Politikus Demokrat sebut Jokowi ngawur setuju paedofil dikebiri
Dia beralasan sesuai hukum yang berlaku pelaku seksual terhadap anak diatur berupa hukuman pidana maupun hukuman mati.
Anggota Komisi VIII Khatibul Umam Wiranu menolak dengan tegas keinginan Presiden Joko Widodo menerbitkan Perppu kebiri bagi pelaku seksual terhadap anak. Bahkan, dia tak segan menyatakan keinginan Jokowi itu sangat ngawur.
"Tidak setuju. Itu pernyataan dan persetujuan Presiden sungguh sangat ngawur," kata Khatibul saat dihubungi merdeka.com, Kamis (22/10).
Penolakan dari Politikus Demokrat ini dikarenakan sesuai hukum yang berlaku pelaku seksual terhadap anak diatur berupa hukuman pidana maupun hukuman mati.
"Hukuman pidana kita yang diatur KUHP hanya mengenal hukuman kurungan, hukuman seumur hidup, dan atau hukuman mati. Kami menolak itu," tegasnya.
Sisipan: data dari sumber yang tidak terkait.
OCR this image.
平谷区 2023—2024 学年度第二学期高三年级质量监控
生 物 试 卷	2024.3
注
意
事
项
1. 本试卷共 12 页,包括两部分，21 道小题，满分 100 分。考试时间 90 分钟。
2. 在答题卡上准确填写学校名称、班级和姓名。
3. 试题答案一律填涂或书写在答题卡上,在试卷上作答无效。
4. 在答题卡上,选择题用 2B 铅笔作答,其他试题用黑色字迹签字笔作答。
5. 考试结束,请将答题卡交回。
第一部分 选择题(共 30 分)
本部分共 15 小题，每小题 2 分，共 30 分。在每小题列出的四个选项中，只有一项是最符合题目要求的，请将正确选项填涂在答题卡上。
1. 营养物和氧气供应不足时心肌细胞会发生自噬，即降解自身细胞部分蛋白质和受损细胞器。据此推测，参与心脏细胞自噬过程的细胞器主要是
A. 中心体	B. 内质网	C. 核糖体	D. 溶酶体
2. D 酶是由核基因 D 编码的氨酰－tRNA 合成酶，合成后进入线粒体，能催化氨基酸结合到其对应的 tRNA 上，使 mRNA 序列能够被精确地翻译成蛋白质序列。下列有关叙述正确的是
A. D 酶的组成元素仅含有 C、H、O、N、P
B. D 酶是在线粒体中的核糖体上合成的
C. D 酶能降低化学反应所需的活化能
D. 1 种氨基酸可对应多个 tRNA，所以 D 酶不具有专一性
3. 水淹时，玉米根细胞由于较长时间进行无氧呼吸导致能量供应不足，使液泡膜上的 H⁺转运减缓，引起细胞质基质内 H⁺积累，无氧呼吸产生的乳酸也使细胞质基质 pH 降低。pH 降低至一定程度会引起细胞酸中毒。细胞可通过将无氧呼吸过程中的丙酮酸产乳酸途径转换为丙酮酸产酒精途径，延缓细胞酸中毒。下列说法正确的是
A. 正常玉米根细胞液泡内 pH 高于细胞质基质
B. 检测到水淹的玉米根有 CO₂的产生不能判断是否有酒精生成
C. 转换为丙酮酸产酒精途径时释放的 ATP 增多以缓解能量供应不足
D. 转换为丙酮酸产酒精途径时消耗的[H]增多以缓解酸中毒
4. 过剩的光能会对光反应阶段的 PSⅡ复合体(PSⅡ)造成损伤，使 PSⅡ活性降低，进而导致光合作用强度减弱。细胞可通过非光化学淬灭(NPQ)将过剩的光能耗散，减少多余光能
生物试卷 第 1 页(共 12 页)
Adapun, kata dia, Komisi VIII DPR nantinya akan memanggil Menteri Sosial Khofifah Indar Parawangsa untuk dimintai penjelasannya. Sebab, Khofifah merupakan penggagas hukuman kebiri itu.
"Dengan Mensos sudah dijadwalkan Raker dalam minggu ini. Nanti kita sampaikan," tandasnya.
Sebelumnya, Presiden Joko Widodo dalam rapat terbatas di Kantor Presiden Jakarta, Selasa petang menyetujui tindakan keras berupa peningkatan sanksi hukum khususnya bagi pelaku kekerasan seksual terhadap anak berupa hukuman pengebirian.
"Bahwa kita prihatin banyak kejahatan kekerasan seksual sehingga rasanya kita sepakat kejahatan ini luar biasa dan ditangani luar biasa," kata Jaksa Agung HM Prasetyo dalam keterangan pers di Kantor Presiden usai ratas, Selasa (20/10).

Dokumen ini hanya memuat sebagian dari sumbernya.